Bizarre, horned-dinosaur discovered in Canada

The specimen has been nicknamed 'Hellboy' because two of its small horns

Update: 2015-06-05 13:12 GMT
An artistic life reconstruction of the new horned dinosaur Regaliceratops peterhewsi in the palaeoenvironment of the Late Cretaceous of Alberta, Canada. (Photo Credit: Royal Tyrrell Museum)

Toronto: A new species of dinosaur nicknamed 'Hellboy' because of its bizarre horns has been identified from bones discovered a decade ago in Canada.  About 10 years ago, Peter Hews stumbled across some bones sticking out of a cliff along the Oldman River in southeastern Alberta. 

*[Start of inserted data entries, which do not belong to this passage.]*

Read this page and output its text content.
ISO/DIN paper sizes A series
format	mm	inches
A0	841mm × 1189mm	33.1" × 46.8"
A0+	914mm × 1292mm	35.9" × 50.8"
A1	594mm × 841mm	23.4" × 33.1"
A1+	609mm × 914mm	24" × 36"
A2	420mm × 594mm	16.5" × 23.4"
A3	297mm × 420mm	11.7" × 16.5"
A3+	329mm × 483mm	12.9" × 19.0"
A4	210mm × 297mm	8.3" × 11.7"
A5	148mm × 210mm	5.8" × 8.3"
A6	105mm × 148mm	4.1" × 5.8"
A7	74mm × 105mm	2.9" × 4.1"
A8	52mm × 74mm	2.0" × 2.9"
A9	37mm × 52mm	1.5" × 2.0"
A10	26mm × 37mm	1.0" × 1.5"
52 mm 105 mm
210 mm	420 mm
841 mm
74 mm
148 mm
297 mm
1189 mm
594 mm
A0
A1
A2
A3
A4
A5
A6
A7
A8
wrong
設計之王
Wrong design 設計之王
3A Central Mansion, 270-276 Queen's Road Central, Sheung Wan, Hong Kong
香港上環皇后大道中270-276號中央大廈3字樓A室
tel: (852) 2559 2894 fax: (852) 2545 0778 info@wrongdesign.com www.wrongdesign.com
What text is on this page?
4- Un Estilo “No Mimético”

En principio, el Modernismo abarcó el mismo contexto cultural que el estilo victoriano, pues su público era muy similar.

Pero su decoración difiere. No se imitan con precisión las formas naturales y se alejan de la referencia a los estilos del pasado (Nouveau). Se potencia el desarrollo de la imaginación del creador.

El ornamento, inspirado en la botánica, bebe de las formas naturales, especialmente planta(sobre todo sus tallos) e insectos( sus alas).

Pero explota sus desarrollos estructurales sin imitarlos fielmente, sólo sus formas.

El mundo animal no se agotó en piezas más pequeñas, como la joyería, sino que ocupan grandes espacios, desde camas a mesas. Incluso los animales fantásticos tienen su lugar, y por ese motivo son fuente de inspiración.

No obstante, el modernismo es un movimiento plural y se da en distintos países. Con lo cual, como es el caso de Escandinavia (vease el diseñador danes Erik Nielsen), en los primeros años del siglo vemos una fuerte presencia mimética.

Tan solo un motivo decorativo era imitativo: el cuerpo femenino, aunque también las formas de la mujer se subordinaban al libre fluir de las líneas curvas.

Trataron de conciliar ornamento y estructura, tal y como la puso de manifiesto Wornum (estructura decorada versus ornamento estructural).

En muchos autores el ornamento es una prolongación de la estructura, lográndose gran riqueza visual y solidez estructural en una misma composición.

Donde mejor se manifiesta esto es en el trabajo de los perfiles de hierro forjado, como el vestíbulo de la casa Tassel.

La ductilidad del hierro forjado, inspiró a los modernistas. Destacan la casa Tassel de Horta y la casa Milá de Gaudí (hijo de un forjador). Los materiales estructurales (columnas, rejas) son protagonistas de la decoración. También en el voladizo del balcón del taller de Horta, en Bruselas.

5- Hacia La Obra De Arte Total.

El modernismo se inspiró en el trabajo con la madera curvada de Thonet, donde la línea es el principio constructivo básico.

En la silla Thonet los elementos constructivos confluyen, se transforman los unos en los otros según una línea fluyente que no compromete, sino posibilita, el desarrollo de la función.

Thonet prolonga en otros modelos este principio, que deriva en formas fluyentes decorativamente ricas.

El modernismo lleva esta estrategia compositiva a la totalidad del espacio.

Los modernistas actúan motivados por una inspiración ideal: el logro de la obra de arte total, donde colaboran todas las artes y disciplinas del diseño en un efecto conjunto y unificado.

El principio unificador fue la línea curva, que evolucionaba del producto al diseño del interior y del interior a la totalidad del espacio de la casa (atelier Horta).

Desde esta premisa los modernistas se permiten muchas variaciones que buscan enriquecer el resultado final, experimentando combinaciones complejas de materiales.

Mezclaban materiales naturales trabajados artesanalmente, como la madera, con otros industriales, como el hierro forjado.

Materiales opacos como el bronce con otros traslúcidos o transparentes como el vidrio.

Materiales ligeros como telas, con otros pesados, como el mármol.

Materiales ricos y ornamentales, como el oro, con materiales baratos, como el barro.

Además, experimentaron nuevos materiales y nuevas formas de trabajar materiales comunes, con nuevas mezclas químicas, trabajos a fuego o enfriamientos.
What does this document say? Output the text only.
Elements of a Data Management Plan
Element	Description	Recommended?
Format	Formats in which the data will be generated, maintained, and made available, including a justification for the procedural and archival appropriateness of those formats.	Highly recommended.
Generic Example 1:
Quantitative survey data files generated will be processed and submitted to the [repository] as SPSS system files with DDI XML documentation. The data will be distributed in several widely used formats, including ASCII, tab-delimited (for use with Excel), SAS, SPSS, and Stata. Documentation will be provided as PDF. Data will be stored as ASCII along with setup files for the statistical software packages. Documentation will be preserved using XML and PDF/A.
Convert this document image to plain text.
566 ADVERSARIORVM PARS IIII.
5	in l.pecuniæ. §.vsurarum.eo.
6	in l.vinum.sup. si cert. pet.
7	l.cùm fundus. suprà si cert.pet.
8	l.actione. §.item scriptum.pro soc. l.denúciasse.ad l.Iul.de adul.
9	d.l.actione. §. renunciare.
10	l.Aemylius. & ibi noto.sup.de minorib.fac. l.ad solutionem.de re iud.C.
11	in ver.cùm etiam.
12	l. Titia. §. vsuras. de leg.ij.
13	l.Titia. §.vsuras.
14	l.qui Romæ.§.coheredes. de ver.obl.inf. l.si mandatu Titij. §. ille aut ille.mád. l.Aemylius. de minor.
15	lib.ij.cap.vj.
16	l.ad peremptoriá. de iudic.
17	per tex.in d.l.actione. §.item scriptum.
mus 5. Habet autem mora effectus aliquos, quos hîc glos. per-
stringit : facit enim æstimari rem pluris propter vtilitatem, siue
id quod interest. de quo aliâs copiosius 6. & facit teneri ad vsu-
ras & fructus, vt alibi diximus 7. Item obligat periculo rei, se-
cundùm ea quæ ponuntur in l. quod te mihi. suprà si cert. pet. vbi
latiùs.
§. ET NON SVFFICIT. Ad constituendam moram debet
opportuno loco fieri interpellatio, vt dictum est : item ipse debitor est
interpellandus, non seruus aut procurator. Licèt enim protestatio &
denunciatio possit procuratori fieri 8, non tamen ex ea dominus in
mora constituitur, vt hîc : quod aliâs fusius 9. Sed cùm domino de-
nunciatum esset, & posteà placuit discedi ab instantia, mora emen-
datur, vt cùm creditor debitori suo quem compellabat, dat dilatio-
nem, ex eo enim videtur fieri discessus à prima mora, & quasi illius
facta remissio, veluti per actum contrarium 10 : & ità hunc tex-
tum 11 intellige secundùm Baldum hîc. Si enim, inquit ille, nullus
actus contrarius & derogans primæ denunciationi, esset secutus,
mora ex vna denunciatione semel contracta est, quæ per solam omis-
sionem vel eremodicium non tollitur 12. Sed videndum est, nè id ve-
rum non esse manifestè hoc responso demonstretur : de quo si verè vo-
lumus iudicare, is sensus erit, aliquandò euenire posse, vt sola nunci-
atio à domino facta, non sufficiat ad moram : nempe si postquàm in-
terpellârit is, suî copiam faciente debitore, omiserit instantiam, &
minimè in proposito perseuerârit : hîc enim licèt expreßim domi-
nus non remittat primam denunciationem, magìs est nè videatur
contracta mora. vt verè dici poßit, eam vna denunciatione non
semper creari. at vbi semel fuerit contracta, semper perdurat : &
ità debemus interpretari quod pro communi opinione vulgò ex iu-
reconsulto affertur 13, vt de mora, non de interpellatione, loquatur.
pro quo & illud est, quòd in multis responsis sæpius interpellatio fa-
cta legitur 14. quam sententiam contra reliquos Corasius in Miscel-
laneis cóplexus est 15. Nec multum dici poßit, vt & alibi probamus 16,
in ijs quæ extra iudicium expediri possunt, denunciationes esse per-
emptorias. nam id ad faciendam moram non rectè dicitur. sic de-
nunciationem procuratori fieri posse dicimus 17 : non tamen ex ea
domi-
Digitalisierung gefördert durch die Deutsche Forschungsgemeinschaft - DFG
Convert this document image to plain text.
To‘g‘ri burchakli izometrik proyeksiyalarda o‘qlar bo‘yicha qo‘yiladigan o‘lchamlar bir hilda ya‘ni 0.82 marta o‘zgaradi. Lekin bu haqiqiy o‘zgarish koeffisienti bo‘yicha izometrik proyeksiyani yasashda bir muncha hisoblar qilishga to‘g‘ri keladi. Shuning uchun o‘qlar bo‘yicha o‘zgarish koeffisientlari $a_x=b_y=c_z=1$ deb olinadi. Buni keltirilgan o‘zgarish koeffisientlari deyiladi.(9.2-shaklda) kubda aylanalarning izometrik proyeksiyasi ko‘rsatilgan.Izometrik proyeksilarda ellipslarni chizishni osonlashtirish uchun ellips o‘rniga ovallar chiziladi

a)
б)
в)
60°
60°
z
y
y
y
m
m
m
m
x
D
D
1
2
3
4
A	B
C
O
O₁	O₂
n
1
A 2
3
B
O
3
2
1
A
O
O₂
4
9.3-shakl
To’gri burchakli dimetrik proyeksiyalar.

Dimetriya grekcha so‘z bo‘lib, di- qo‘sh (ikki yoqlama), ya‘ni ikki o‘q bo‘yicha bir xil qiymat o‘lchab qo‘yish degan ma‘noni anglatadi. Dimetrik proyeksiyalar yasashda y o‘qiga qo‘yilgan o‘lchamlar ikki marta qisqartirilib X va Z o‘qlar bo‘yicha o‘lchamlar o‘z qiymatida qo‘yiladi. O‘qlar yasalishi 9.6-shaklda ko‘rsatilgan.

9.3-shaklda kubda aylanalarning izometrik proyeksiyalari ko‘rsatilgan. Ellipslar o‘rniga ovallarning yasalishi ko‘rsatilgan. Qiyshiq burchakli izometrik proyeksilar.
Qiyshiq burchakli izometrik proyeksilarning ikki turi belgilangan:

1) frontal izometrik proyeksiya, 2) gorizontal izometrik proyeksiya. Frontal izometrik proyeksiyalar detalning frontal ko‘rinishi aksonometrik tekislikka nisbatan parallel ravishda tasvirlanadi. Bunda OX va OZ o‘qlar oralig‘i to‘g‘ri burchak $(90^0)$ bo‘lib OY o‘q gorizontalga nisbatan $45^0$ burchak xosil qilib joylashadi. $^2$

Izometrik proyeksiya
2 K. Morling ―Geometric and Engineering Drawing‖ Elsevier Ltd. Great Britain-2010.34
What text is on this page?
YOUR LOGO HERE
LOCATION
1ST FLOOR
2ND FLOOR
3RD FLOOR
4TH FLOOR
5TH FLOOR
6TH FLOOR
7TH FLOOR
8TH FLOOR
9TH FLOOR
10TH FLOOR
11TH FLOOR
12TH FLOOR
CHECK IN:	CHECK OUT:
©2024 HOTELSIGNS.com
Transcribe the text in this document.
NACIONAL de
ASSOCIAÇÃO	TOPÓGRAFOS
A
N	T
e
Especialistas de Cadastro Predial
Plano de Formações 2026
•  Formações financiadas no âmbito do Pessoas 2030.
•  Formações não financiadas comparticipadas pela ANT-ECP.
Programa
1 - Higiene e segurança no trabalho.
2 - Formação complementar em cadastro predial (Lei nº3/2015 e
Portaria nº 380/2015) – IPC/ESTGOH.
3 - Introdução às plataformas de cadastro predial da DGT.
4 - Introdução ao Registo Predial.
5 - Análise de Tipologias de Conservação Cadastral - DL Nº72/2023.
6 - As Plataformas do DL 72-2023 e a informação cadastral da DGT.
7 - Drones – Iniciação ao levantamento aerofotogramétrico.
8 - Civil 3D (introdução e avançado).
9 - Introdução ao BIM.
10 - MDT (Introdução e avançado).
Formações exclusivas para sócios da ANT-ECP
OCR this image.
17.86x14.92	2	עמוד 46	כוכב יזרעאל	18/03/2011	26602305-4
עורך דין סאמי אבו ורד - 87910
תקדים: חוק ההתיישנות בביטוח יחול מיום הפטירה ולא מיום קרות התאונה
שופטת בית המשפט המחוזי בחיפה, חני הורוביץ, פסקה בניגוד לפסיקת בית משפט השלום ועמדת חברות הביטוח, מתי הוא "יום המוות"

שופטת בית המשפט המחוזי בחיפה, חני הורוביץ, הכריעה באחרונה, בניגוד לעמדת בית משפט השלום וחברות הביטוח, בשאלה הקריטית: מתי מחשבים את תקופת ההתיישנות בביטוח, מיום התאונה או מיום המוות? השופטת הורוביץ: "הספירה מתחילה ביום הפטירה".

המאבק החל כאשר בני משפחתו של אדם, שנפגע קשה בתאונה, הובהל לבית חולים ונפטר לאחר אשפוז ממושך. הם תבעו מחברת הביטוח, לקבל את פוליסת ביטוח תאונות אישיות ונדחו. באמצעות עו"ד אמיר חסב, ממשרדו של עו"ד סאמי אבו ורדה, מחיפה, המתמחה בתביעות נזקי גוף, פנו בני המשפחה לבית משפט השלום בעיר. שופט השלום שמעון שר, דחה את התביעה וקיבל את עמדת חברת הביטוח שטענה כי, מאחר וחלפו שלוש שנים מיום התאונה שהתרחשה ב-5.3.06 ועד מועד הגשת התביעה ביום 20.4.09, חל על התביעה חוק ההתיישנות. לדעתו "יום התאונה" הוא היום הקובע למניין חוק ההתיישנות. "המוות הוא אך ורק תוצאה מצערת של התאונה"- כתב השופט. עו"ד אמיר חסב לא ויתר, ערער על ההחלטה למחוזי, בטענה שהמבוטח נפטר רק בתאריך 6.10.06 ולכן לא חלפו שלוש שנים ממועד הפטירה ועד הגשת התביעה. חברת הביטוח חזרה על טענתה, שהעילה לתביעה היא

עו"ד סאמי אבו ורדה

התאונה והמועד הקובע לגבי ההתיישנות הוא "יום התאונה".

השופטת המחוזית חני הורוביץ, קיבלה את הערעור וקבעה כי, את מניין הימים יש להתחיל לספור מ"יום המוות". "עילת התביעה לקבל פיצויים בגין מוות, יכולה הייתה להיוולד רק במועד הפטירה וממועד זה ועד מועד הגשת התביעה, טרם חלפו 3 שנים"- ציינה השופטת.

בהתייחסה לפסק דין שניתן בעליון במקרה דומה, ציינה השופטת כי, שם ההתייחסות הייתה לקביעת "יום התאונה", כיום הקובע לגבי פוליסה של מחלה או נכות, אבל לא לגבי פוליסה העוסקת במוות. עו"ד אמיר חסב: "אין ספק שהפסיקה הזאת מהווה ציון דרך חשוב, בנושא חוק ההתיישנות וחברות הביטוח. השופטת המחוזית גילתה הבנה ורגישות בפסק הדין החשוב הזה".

Now, scientists have found that those bones belonged to a nearly intact skull of a very unusual horned dinosaur - a close relative of the familiar Triceratops that had been unknown to science until now.  
"The specimen comes from a geographic region of Alberta where we have not found horned dinosaurs before, so from the onset we knew it was important," said Dr Caleb Brown of the Royal Tyrrell Museum of Palaeontology in Alberta, Canada. 
 
"However, it was not until the specimen was being slowly prepared from the rocks in the laboratory that the full anatomy was uncovered, and the bizarre suite of characters revealed," Brown said. 
 
"Once it was prepared it was obviously a new species, and an unexpected one at that. Many horned-dinosaur researchers who visited the museum did a double take when they first saw it in the laboratory," he said. 
 
What made this new horned dinosaur distinctive was the size and shape of its facial horns and the shield-like frill at the back of the skull.  The new species is similar in many respects to Triceratops, except that its nose horn is taller and the two horns over its eyes are "almost comically small." 
 
The dinosaur's most distinctive feature is that frill, including what Brown describes as a halo of large, pentagonal plates radiating outward, as well as a central spike.  "The combined result looks like a crown," he said. 
 
Brown and study co-author Donald Henderson named the new dinosaur Regaliceratops peterhewsi, a reference to its crown-like frill and to the man who first found and reported it to the museum. 
 
Despite the formal name, the scientists say they have taken to calling this dinosaur by the nickname "Hellboy."  While this new dinosaur is intriguing in its own right, researchers said what is most significant are the implications for the evolution of dinosaurs' horned ornamentation. 
 
It has long been known that horned dinosaurs fall into one of two groups: the Chasmosaurines, with a small horn over the nose, larger horns over the eyes, and a long frill, and the Centrosaurines, characterised by a large horn over the nose, small horns over the eyes, and a short frill.  
"This new species is a Chasmosaurine, but it has ornamentation more similar to Centrosaurines," Brown said. 
 
"It also comes from a time period following the extinction of the Centrosaurines," said Brown.  Taken together, he said, that makes this the first example of evolutionary convergence in horned dinosaurs, meaning that these two groups independently evolved similar features. 
 
The study was published in the journal Current Biology.